Automated or partially-automated contact tracing tools are being deployed by many countries to contain SARS-CoV-2; however, the evidence base for their use is not well-established.

Methods

We undertook a rapid systematic review of automated or partially-automated contact tracing, registered with PROSPERO (CRD42020179822). We searched PubMed, EMBASE, OVID Global Health, EBSCO COVID Portal, Cochrane Library, medRxiv, bioRxiv, arXiv and Google Advanced for articles relevant to COVID-19, SARS, MERS, influenza or Ebola from 1/1/200014/4/2020. Two authors reviewed all full-text manuscripts. One reviewer extracted data using a pre-piloted form; a second independently verified extracted data. Primary outcomes were the number or proportion of contacts (and/or subsequent cases) identified; secondary outcomes were indicators of outbreak control, app/tool uptake, resource use, cost-effectiveness and lessons learnt. The Effective Public Health Practice Project tool or CHEERS checklist were used in quality assessment.

Findings

4,033 citations were identified and 15 were included. No empirical evidence of automated contact tracing’s effectiveness (regarding contacts identified or transmission reduction) was identified.
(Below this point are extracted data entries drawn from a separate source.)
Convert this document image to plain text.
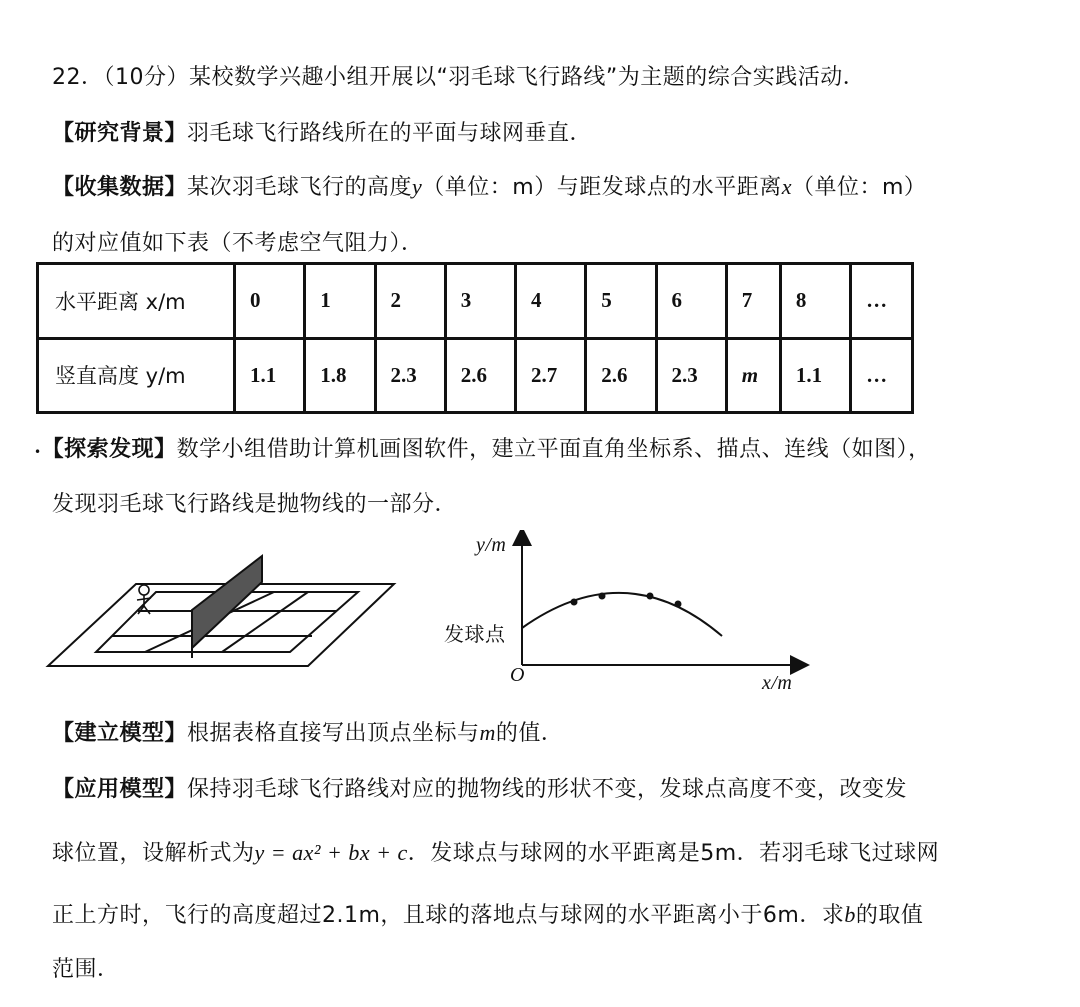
22．（10分）某校数学兴趣小组开展以“羽毛球飞行路线”为主题的综合实践活动．
【研究背景】羽毛球飞行路线所在的平面与球网垂直．
【收集数据】某次羽毛球飞行的高度y（单位：m）与距发球点的水平距离x（单位：m）
的对应值如下表（不考虑空气阻力）．
水平距离 x/m	0	1	2	3	4	5	6	7	8	…
竖直高度 y/m	1.1	1.8	2.3	2.6	2.7	2.6	2.3	m	1.1	…
•【探索发现】数学小组借助计算机画图软件，建立平面直角坐标系、描点、连线（如图），
发现羽毛球飞行路线是抛物线的一部分．
y/m
x/m
O
发球点
【建立模型】根据表格直接写出顶点坐标与m的值．
【应用模型】保持羽毛球飞行路线对应的抛物线的形状不变，发球点高度不变，改变发
球位置，设解析式为y = ax² + bx + c．发球点与球网的水平距离是5m．若羽毛球飞过球网
正上方时，飞行的高度超过2.1m，且球的落地点与球网的水平距离小于6m．求b的取值
范围．
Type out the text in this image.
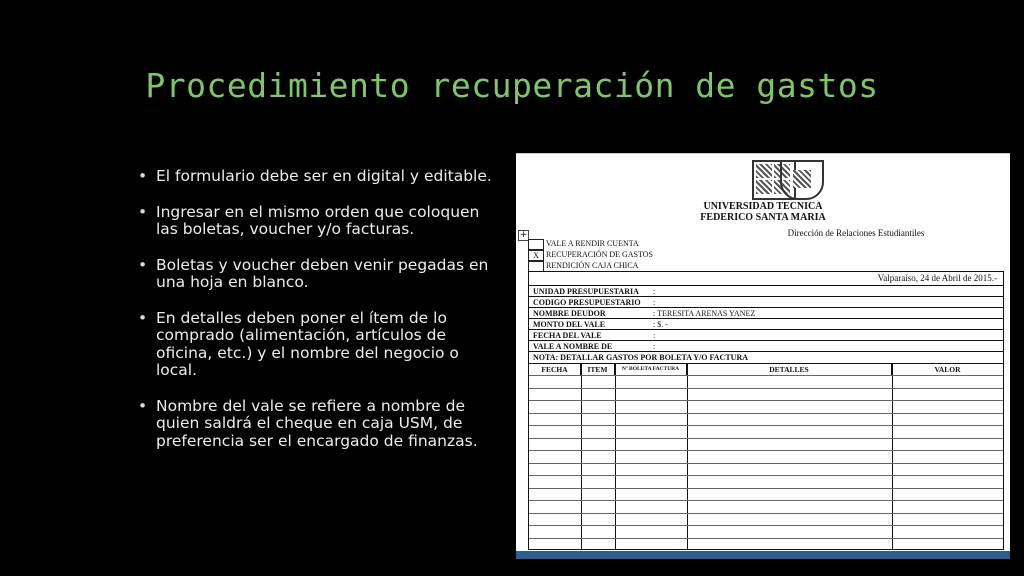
Procedimiento recuperación de gastos
• El formulario debe ser en digital y editable.
• Ingresar en el mismo orden que coloquen las boletas, voucher y/o facturas.
• Boletas y voucher deben venir pegadas en una hoja en blanco.
• En detalles deben poner el ítem de lo comprado (alimentación, artículos de oficina, etc.) y el nombre del negocio o local.
• Nombre del vale se refiere a nombre de quien saldrá el cheque en caja USM, de preferencia ser el encargado de finanzas.
UNIVERSIDAD TECNICA
FEDERICO SANTA MARIA
Dirección de Relaciones Estudiantiles
+
VALE A RENDIR CUENTA
X RECUPERACIÓN DE GASTOS
RENDICIÓN CAJA CHICA
Valparaíso, 24 de Abril de 2015.-
UNIDAD PRESUPUESTARIA :
CODIGO PRESUPUESTARIO :
NOMBRE DEUDOR	: TERESITA ARENAS YANEZ
MONTO DEL VALE	: $. -
FECHA DEL VALE	:
VALE A NOMBRE DE	:
NOTA: DETALLAR GASTOS POR BOLETA Y/O FACTURA
FECHA	ITEM	Nº BOLETA FACTURA	DETALLES	VALOR
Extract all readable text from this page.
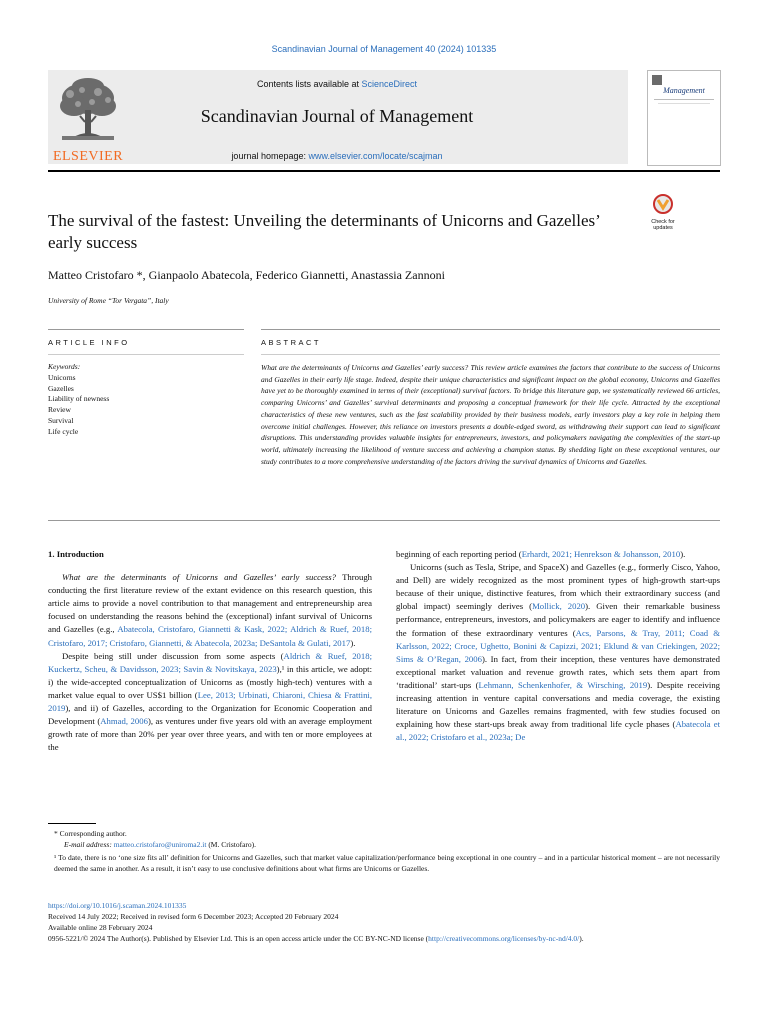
Scandinavian Journal of Management 40 (2024) 101335
ELSEVIER
Contents lists available at ScienceDirect
Scandinavian Journal of Management
journal homepage: www.elsevier.com/locate/scajman
Management
Check for
updates
The survival of the fastest: Unveiling the determinants of Unicorns and Gazelles’ early success
Matteo Cristofaro *, Gianpaolo Abatecola, Federico Giannetti, Anastassia Zannoni
University of Rome “Tor Vergata”, Italy
ARTICLE INFO	ABSTRACT
Keywords:
Unicorns
Gazelles
Liability of newness
Review
Survival
Life cycle
What are the determinants of Unicorns and Gazelles’ early success? This review article examines the factors that contribute to the success of Unicorns and Gazelles in their early life stage. Indeed, despite their unique characteristics and significant impact on the global economy, Unicorns and Gazelles have yet to be thoroughly examined in terms of their (exceptional) survival factors. To bridge this literature gap, we systematically reviewed 66 articles, comparing Unicorns’ and Gazelles’ survival determinants and proposing a conceptual framework for their life cycle. Attracted by the exceptional characteristics of these new ventures, such as the fast scalability provided by their business models, early investors play a key role in helping them overcome initial challenges. However, this reliance on investors presents a double-edged sword, as withdrawing their support can lead to significant disruptions. This understanding provides valuable insights for entrepreneurs, investors, and policymakers navigating the complexities of the start-up world, ultimately increasing the likelihood of venture success and achieving a champion status. By shedding light on these exceptional ventures, our study contributes to a more comprehensive understanding of the factors driving the survival dynamics of Unicorns and Gazelles.

1. Introduction

What are the determinants of Unicorns and Gazelles’ early success? Through conducting the first literature review of the extant evidence on this research question, this article aims to provide a novel contribution to that management and entrepreneurship area focused on understanding the reasons behind the (exceptional) infant survival of Unicorns and Gazelles (e.g., Abatecola, Cristofaro, Giannetti & Kask, 2022; Aldrich & Ruef, 2018; Cristofaro, 2017; Cristofaro, Giannetti, & Abatecola, 2023a; DeSantola & Gulati, 2017).

Despite being still under discussion from some aspects (Aldrich & Ruef, 2018; Kuckertz, Scheu, & Davidsson, 2023; Savin & Novitskaya, 2023),¹ in this article, we adopt: i) the wide-accepted conceptualization of Unicorns as (mostly high-tech) ventures with a market value equal to over US$1 billion (Lee, 2013; Urbinati, Chiaroni, Chiesa & Frattini, 2019), and ii) of Gazelles, according to the Organization for Economic Cooperation and Development (Ahmad, 2006), as ventures under five years old with an average employment growth rate of more than 20% per year over three years, and with ten or more employees at the

beginning of each reporting period (Erhardt, 2021; Henrekson & Johansson, 2010).

Unicorns (such as Tesla, Stripe, and SpaceX) and Gazelles (e.g., formerly Cisco, Yahoo, and Dell) are widely recognized as the most prominent types of high-growth start-ups because of their unique, distinctive features, from which their extraordinary success (and global impact) seemingly derives (Mollick, 2020). Given their remarkable business performance, entrepreneurs, investors, and policymakers are eager to identify and influence the formation of these extraordinary ventures (Acs, Parsons, & Tray, 2011; Coad & Karlsson, 2022; Croce, Ughetto, Bonini & Capizzi, 2021; Eklund & van Criekingen, 2022; Sims & O’Regan, 2006). In fact, from their inception, these ventures have demonstrated exceptional market valuation and revenue growth rates, which sets them apart from ‘traditional’ start-ups (Lehmann, Schenkenhofer, & Wirsching, 2019). Despite receiving increasing attention in venture capital conversations and media coverage, the existing literature on Unicorns and Gazelles remains fragmented, with few studies focused on explaining how these start-ups break away from traditional life cycle phases (Abatecola et al., 2022; Cristofaro et al., 2023a; De

* Corresponding author.
E-mail address: matteo.cristofaro@uniroma2.it (M. Cristofaro).
¹ To date, there is no ‘one size fits all’ definition for Unicorns and Gazelles, such that market value capitalization/performance being exceptional in one country – and in a particular historical moment – are not necessarily deemed the same in another. As a result, it isn’t easy to use conclusive definitions about what firms are Unicorns or Gazelles.
https://doi.org/10.1016/j.scaman.2024.101335
Received 14 July 2022; Received in revised form 6 December 2023; Accepted 20 February 2024
Available online 28 February 2024
0956-5221/© 2024 The Author(s). Published by Elsevier Ltd. This is an open access article under the CC BY-NC-ND license (http://creativecommons.org/licenses/by-nc-nd/4.0/).
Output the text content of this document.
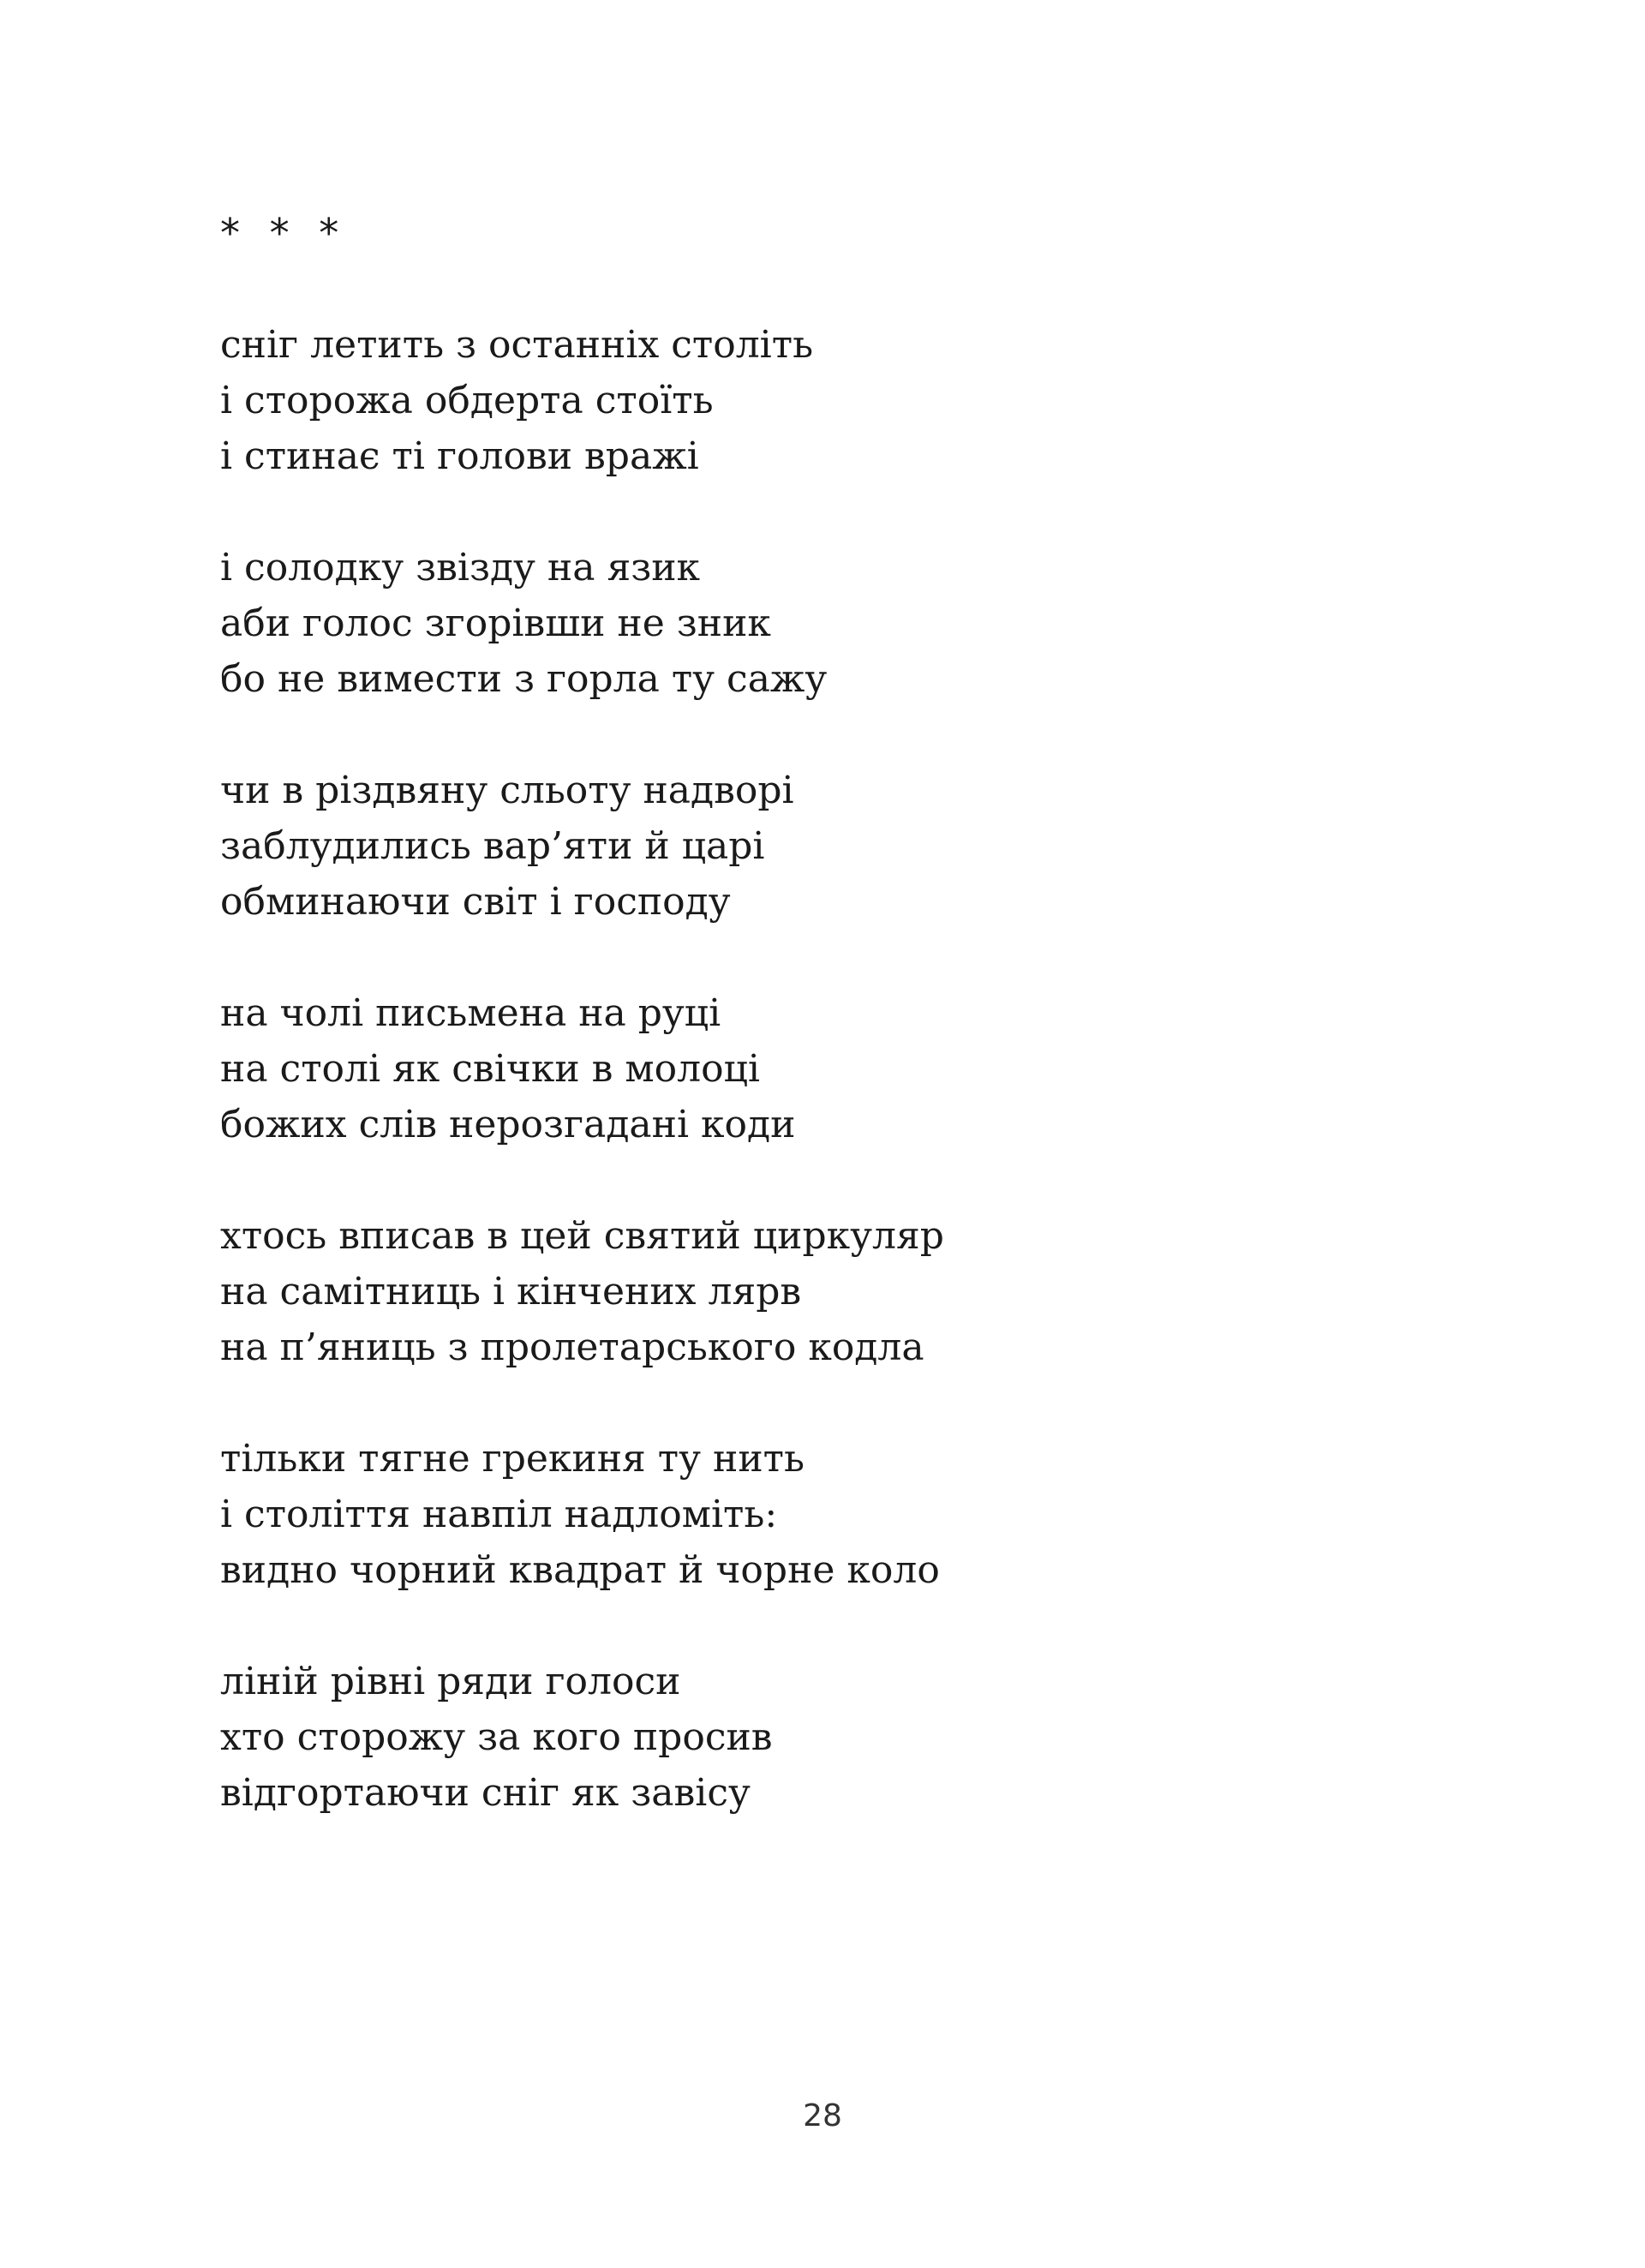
* * *
сніг летить з останніх століть
і сторожа обдерта стоїть
і стинає ті голови вражі
і солодку звізду на язик
аби голос згорівши не зник
бо не вимести з горла ту сажу
чи в різдвяну сльоту надворі
заблудились вар’яти й царі
обминаючи світ і господу
на чолі письмена на руці
на столі як свічки в молоці
божих слів нерозгадані коди
хтось вписав в цей святий циркуляр
на самітниць і кінчених лярв
на п’яниць з пролетарського кодла
тільки тягне грекиня ту нить
і століття навпіл надломіть:
видно чорний квадрат й чорне коло
ліній рівні ряди голоси
хто сторожу за кого просив
відгортаючи сніг як завісу
28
Four of seven included modelling studies suggested that controlling COVID-19 requires high population uptake of automated contact-tracing apps (estimates from 56% to 95%), typically alongside other control measures. Studies of partially-automated contact tracing generally reported more complete contact identification and follow-up, and greater intervention timeliness (0.5-5 hours faster), than previous systems. No meta-analyses were possible.

Interpretation

Automated contact tracing has potential to reduce transmission with sufficient population uptake and usage. However, there is an urgent need for well-designed prospective evaluations as no studies provided empirical evidence of its effectiveness.